90. "Spider-Man/Spider-Man vs. the Chameleon!" Amazing Spider-Man #1 (1962)

This was a a weird one, since the vast majority of the votes for this one were for simply "Amazing Spider-Man #1," but, well, there are TWO stories in Amazing Spider-Man #1, so which one did people mean to vote for? Since I wasn't very well going to e-mail a bunch of people just to clarify what story that they intended, I'm just going to let the two stories in the issue share this spot.

The first story, dubbed simply "Spider-Man," sets up Spider-Man's adversarial relationship with J. Jonah Jameson, as we see that Jameson has used his media empire to turn the public against Spider-Man. Spidey figured that when Jameson's astronaut son's capsule is in danger, he could both save a life and get Jameson off of his back by saving John Jameson. It did not work out that way...

In the second story in the issue, we got a meeting between Spider-Man and the Fantastic Four, with Spidey looking to get a job from the team. This issue came out the same week as Fantastic Four #12, so they both count as the first time that characters from different Marvel titles met each other, thus firmly establishing the existence of the Marvel Universe.

89. "The Fury of the Femizons" Savage Tales #1 (1971)

As the 1970s began, Stan Lee began to try to push Marvel to be more and more innovative. One of the things that he wanted was for them to be able to go beyond the limits of the Comics Code. However, he was restrained a good deal by Marvel's publisher at the time, Martin Goodman (Goodman had sold the company a few years earlier but he was still in charge). Thus, when Stan Lee wanted to do black and white magazines that would not need to be approved by the Code, just like how Warren was doing with Creepy and Eerie and EC was doing with Mad, Goodman pushed back but finally allowed him to try Savage Tales. It lasted just a single issue, but when Lee himself succeeded Goodman as publisher, he made the black and white line a big part of his new stint as publisher.

Anyhow, while Savage Tales only lasted one issue in this specific incarnation, it was a good one, at least, with Stan himself contributing a story with art by John Romita. The story is about a futuristic world dominated by women (or Femizons). One of the members of the female ruling class, though, is forced to look beyond her gender to the suffering of the men of the world...

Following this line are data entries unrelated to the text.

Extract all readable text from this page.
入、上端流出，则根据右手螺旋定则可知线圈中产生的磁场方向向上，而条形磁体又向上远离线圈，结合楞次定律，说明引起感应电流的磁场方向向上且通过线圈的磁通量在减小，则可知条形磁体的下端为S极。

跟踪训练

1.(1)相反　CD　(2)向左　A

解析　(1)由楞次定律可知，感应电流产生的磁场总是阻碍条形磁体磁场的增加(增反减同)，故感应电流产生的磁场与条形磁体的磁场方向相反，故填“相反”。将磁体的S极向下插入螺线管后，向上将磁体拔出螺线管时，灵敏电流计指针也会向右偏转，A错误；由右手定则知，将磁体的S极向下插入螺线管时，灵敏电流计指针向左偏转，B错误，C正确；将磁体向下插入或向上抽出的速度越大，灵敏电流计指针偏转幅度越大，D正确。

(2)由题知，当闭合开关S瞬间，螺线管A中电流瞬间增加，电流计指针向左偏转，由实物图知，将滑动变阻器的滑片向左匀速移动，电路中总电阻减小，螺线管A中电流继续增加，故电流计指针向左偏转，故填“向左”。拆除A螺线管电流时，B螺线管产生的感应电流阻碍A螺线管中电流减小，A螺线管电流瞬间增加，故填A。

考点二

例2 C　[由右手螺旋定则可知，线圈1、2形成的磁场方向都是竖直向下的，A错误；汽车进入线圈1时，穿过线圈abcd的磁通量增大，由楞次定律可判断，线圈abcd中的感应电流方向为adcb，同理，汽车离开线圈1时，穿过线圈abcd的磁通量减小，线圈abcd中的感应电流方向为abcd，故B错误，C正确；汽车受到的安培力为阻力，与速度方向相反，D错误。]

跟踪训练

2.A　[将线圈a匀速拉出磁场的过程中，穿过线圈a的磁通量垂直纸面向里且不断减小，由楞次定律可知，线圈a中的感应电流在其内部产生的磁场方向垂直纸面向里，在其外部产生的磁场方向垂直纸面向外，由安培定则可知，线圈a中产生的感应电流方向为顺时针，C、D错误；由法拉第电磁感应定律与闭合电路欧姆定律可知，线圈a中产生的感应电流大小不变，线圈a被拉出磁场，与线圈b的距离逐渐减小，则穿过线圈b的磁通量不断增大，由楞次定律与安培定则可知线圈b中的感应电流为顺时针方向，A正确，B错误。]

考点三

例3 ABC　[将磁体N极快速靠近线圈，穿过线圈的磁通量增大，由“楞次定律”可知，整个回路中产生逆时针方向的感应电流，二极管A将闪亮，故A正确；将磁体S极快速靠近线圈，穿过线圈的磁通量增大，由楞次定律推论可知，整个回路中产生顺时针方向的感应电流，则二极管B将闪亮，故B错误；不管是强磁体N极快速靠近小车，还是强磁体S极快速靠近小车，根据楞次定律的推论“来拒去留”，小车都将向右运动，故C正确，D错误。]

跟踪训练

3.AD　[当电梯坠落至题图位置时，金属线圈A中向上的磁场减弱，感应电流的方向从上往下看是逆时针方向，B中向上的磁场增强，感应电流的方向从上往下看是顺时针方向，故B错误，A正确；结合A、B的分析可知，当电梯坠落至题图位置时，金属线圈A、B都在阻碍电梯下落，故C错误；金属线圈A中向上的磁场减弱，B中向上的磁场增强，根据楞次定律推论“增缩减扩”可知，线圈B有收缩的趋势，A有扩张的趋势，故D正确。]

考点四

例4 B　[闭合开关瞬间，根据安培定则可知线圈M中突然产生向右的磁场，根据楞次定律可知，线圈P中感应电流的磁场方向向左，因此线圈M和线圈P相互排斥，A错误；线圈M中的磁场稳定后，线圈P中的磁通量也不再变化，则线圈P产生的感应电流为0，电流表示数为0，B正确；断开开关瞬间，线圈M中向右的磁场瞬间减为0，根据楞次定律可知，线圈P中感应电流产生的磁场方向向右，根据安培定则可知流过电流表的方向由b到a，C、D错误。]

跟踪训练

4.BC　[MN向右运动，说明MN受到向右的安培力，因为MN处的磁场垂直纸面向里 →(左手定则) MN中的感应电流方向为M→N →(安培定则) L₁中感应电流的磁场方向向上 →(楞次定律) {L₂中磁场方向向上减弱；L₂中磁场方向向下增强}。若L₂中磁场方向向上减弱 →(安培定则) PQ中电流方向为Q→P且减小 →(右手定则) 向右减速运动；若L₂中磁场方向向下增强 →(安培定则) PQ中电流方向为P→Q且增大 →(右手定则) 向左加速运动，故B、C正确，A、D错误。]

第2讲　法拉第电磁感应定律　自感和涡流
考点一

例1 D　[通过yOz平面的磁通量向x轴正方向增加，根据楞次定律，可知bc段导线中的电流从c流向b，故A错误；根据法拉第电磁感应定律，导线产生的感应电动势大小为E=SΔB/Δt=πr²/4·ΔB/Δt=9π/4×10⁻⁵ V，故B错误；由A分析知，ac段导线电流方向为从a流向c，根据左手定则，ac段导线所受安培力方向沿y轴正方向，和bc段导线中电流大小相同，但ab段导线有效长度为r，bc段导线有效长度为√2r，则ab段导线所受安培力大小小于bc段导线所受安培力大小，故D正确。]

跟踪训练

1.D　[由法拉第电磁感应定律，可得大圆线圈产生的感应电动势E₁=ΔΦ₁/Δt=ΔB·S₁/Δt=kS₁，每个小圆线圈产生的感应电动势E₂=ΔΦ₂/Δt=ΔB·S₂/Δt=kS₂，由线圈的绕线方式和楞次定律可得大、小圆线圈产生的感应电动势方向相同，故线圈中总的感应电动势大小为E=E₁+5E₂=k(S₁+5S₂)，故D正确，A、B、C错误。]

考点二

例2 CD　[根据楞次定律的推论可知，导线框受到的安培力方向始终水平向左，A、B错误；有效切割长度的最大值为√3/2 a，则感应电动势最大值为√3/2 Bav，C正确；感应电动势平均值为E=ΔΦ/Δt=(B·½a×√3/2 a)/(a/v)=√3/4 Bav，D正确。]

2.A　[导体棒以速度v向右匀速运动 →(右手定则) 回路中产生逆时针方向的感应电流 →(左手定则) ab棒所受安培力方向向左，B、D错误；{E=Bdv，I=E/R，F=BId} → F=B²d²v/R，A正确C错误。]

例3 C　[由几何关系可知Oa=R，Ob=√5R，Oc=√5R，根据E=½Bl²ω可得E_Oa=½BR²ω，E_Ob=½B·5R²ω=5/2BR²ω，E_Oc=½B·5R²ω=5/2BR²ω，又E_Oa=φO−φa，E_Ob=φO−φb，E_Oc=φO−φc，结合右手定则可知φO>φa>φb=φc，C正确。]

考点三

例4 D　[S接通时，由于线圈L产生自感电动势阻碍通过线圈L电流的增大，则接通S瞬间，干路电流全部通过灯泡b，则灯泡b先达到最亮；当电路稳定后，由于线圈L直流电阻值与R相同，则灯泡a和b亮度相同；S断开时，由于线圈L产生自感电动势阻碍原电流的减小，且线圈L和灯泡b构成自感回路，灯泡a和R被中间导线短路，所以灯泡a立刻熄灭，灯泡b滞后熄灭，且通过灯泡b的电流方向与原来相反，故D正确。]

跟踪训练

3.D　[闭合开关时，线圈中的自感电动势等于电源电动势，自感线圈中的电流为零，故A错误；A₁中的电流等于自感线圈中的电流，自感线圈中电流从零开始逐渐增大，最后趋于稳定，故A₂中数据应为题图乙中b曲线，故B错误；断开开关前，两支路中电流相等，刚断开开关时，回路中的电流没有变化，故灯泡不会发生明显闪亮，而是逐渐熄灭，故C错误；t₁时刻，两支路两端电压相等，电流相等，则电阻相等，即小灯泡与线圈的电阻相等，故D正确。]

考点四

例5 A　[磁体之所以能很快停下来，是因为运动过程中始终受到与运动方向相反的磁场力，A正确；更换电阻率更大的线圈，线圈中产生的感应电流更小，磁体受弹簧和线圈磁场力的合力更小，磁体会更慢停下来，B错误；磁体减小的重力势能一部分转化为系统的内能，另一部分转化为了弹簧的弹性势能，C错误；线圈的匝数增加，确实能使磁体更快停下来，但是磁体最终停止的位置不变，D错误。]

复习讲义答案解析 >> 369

Beyond the outstanding Romita artwork, the story ends with a very dark twist for a Stan Lee comic book story.

88. "Captives of the Deadly Duo!" Fantastic Four #6 (1962)

Six issues before we saw the first meeting between characters from different Marvel heroes, we got the first step in a quasi-Marvel Universe when Doctor Doom, an issue after he debuted, teaming up with Namor, two issues after Namor himself made his Silver Age debut. The Doom/Namor relationship is great, as they are sort of like a super-villain Odd Couple, as Namor isn't really a villain so much as a jerk while Doom is, well, a SUPER-villain.

Of course, Doom being Doom, he betrays Namor, as well, and LAUNCHES THE FANTASTIC FOUR'S HOME INTO OUTER SPACE!!

How amazing is that idea? Kirby and Lee were so damned creative on this series.